We went through the first three bullets on the review sheet.

The first one, on the suspected cheaters, asks you to advise the professor. You can tell the professor what the likelihood is, but the professor is going to have to decide on a prior. He won’t be able to do this based on reports of the particular students, because of privacy laws. So he’s going to have to use his experience, perhaps his estimate on how common cheating is from other classes he has taught.

For the likelihood, we *expect* the students to answer correctly, so the 17 correct answers don’t give us any information. But the eight wrong answers do, since they were answered identically. If the distractors and the correct answers are equally plausible, the probability of one coincidence is 0.2, and that of eight coincidences is 0.2^{8}. However, it is very difficult to write good distractors, and it is likely that the real probability of one coincidence is somewhat higher, perhaps one chance in three. Whatever it is that you decide, call it p, and so the likelihood for no cheating is p^{8}. Of course, if one student copied from the other, the likelihood for that state of nature is 1.

With prior (from the professor) and likelihood in hand, you are then able to tell the professor what the posterior probability of cheating is, and then he can take it from there as to what to do about it.

The second bullet is a problem we’ve discussed several times, so I’ll be brief. The important thing to clarify is whether the sampling of the taxis is with or without replacement. In the case of the taxi problem we discussed earlier, we know that it was with replacement, since we saw one of the taxis twice; but in this case, you can argue perhaps that the sampling was without replacement, since you saw these taxis on your way to the hotel and it’s unlikely that you’d see the same taxi twice.

If the sampling is with replacement, then the factor in the likelihood for taxi #N is 0 for n<N and 1/n for n≥N. There is one factor for each taxi, and because you saw taxi #150, the combined likelihood is 0 for n<150, and 1/n^{7} for n≥150. On the other hand, if the sampling is without replacement, the combined likelihood is 0 for n<150 and 1/(n(n-1)(n-2)…(n-6)) for n≥150. In practice, the answers you get will be fairly similar no matter what.

For a prior, the HINT says that it’s more likely that you got dropped into a small city with few taxis than into a large city with many taxis. So you want a prior that decreases with n. A very common prior to use in situations like this is a “power law” prior of the form 1/n^{a}, where a is a positive number, probably of order 1 or 2. Power laws describe all sorts of things, e.g., the number of stars of mass M, the number of people that have assets of $D dollars, etc. So this is a reasonable prior. You should not cut the prior off at 150 taxis, because that assumes you’ve looked at the data, and priors are supposed to be determined before looking at the data. Besides, the likelihood automatically takes care of that.
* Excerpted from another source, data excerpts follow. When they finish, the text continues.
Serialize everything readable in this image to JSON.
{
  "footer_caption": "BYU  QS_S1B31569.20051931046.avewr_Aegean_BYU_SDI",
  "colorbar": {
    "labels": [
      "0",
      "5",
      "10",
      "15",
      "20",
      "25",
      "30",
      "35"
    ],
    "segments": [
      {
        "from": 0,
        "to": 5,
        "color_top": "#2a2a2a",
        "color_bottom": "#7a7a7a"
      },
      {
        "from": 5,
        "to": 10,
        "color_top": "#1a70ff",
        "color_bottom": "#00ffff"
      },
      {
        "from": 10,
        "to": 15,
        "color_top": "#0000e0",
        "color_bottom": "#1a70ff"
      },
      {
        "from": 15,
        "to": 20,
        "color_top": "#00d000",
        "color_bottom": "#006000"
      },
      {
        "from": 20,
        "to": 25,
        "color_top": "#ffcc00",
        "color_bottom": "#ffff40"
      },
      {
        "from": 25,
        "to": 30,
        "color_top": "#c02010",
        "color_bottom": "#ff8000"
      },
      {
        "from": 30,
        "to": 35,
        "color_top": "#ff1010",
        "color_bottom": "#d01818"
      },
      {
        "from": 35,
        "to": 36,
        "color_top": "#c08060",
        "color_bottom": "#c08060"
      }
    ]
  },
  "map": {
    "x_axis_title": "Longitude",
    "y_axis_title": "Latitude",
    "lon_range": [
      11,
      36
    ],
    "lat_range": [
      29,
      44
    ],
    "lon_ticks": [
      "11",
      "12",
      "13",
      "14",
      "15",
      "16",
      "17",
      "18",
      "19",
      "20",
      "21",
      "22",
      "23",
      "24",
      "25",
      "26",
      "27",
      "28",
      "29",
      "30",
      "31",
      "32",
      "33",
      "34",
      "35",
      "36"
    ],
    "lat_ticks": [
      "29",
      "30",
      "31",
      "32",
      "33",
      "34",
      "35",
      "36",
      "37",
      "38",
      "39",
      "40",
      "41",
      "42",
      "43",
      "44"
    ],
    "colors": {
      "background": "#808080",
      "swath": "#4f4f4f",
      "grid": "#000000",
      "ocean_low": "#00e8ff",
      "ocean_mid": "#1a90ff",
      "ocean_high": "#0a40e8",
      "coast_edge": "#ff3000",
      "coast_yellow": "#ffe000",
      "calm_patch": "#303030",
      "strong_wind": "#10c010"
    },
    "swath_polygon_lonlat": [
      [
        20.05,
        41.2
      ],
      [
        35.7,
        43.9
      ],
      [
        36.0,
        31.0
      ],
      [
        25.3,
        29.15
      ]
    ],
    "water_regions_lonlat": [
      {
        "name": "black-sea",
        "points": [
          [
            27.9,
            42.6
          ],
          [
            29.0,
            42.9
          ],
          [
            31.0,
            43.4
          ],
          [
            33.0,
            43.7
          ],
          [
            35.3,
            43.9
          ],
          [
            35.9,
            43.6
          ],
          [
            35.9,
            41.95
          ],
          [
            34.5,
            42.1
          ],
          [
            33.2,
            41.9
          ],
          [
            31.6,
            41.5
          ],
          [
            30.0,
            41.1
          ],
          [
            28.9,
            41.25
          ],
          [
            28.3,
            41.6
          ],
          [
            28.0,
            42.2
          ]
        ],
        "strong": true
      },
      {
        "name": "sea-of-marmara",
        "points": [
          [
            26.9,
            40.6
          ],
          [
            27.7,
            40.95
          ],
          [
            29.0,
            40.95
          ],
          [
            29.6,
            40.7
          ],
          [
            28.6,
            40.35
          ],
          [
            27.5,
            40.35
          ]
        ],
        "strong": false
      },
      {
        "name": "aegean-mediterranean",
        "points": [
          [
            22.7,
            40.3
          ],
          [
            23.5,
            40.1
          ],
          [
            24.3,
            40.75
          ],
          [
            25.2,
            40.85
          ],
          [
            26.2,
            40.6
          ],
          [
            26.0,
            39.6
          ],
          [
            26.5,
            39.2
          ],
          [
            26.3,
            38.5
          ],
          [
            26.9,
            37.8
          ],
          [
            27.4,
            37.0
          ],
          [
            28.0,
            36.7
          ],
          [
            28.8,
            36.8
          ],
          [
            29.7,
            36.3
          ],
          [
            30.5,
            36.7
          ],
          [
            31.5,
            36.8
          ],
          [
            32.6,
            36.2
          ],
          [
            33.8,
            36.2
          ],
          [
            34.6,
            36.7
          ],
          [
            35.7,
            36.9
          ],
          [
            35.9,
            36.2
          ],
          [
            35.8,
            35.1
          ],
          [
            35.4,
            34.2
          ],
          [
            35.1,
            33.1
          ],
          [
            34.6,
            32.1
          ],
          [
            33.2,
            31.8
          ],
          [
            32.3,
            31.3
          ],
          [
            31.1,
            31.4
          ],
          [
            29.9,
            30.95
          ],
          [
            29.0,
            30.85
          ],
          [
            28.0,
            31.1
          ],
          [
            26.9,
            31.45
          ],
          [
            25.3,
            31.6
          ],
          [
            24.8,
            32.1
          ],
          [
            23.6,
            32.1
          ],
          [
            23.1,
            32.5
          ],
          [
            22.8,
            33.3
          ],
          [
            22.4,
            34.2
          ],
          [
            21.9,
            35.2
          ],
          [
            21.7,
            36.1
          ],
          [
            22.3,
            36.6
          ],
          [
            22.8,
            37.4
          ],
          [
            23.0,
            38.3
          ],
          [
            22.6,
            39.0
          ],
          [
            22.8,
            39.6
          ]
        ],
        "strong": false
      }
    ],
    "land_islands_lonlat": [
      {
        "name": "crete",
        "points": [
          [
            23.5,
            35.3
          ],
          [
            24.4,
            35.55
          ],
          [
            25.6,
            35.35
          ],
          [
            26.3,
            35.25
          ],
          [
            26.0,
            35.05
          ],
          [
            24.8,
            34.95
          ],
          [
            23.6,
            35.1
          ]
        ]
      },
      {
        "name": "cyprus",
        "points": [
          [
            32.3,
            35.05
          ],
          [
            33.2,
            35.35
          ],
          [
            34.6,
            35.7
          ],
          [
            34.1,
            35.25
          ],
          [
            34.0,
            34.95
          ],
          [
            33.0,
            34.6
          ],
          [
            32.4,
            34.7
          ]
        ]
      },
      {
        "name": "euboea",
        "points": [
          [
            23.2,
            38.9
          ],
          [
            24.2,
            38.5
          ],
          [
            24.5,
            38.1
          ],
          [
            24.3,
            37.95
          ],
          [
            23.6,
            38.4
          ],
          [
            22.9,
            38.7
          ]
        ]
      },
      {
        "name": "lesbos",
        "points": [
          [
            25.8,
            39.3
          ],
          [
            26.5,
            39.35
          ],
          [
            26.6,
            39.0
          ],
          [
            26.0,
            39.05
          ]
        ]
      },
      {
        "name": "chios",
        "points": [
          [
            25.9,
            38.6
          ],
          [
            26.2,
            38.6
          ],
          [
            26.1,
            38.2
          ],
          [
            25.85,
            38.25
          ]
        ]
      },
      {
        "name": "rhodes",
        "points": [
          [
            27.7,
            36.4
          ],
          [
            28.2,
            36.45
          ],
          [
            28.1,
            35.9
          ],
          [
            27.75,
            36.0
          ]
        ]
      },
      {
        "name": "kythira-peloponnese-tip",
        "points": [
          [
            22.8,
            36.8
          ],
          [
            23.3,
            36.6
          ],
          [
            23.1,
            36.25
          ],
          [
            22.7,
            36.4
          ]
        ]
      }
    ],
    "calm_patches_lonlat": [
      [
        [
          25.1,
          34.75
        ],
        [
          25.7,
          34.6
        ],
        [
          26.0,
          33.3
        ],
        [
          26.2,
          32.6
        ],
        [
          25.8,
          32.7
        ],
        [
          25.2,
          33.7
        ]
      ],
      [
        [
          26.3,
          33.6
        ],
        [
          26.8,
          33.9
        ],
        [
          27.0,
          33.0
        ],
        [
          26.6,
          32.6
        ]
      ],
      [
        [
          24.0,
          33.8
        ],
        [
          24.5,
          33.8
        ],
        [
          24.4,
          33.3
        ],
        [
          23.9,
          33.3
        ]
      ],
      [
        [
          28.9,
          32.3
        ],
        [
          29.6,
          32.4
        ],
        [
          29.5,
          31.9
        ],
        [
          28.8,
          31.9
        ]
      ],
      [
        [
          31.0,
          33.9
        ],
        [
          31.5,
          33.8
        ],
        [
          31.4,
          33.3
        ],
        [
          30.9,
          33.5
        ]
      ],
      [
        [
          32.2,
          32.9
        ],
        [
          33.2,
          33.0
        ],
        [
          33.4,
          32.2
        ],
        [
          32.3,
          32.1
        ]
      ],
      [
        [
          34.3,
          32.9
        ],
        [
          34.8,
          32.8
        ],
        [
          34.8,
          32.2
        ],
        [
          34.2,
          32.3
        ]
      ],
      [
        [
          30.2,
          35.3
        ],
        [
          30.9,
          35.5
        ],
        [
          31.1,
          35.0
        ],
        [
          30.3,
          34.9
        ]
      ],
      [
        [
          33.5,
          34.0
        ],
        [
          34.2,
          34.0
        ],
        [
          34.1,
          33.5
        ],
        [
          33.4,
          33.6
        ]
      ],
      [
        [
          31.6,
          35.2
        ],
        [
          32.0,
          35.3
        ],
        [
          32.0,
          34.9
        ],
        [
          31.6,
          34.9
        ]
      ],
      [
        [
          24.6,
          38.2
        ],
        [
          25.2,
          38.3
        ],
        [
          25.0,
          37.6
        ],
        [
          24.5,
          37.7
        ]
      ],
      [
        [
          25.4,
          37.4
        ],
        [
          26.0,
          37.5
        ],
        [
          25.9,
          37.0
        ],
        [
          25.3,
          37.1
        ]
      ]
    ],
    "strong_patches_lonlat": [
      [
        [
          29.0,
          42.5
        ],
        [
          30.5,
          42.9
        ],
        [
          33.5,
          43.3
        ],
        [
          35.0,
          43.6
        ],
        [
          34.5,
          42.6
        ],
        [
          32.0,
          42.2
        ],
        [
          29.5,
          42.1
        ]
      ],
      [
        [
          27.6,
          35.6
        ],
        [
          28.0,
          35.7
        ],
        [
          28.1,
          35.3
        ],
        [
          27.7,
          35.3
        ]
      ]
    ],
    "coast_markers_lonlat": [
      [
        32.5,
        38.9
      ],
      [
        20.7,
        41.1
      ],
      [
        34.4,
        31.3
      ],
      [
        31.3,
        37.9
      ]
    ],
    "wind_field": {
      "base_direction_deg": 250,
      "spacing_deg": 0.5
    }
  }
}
The third bullet is the test of the drug. This is a double-blind experimental design: Neither the doctor nor the patient knows if the pills the patient gets are placebo (or the old drug) and the new drug being tested. This is important, because even if a pill has no activity (it’s a sugar pill), there are psychological effects on the patient that cause even a placebo to have some effect, even if small.

The data are 25 of 50 patients cured in the “control” (placebo) group and 30 of 50 patients in the experimental group. The likelihood is shown in the whiteboard shot (for the special case r=0.25, s=0.35).

That number goes into the appropriate slot in a 100×100 grid, which could be a spreadsheet, for example, as shown by the arrow in the next chart for the likelihood:

Replacing the 0.25 and 0.35 with all ten of the points in our grid for r and for s yields the numbers we should put in the other 99 slots. That gives us the likelihood grid.

We’d need a similar grid of 100 numbers for the prior (you can imagine it lying underneath the likelihood grid for example). Multiplying corresponding grid points for the prior and the likelihood, we get a number for the joint that goes into a corresponding grid point. Add all 100 numbers up to get the marginal. Divide the marginal into each joint to get the corresponding posterior probability.

We are interested in the probability that the new drug is better than the old drug. Just add up the probabilities in the grid points where s>r, which means all of the entries in the upper right hand quadrant of the diagram, as shown in red below:

Finally, as we noted, the CEO of the drug company is going to have to decide whether to spend $100 million dollars to bring the drug to market. That $100 million is a toll gate that he has to go through if he decides to go further. Some of the things he’ll have to consider are: How big is the market, so that there will be enough patients to pay back the initial cost and yield a profit for the stockholders? How promising is the drug, really, as indicated by our preliminary study with 100 patients? If it isn’t much better than the old drug, which is quite cheap, it’s going to be hard to convince people to use the new drug (although various kinds of campaigns, TV for the patients and drug salesmen for the doctors) might change that. The company will have exclusive rights over the drug for only 17 years; is that going to be long enough to pay back our initial investment and earn a substantial profit? Etc., etc.

We’ll take up the remaining bullets on Friday.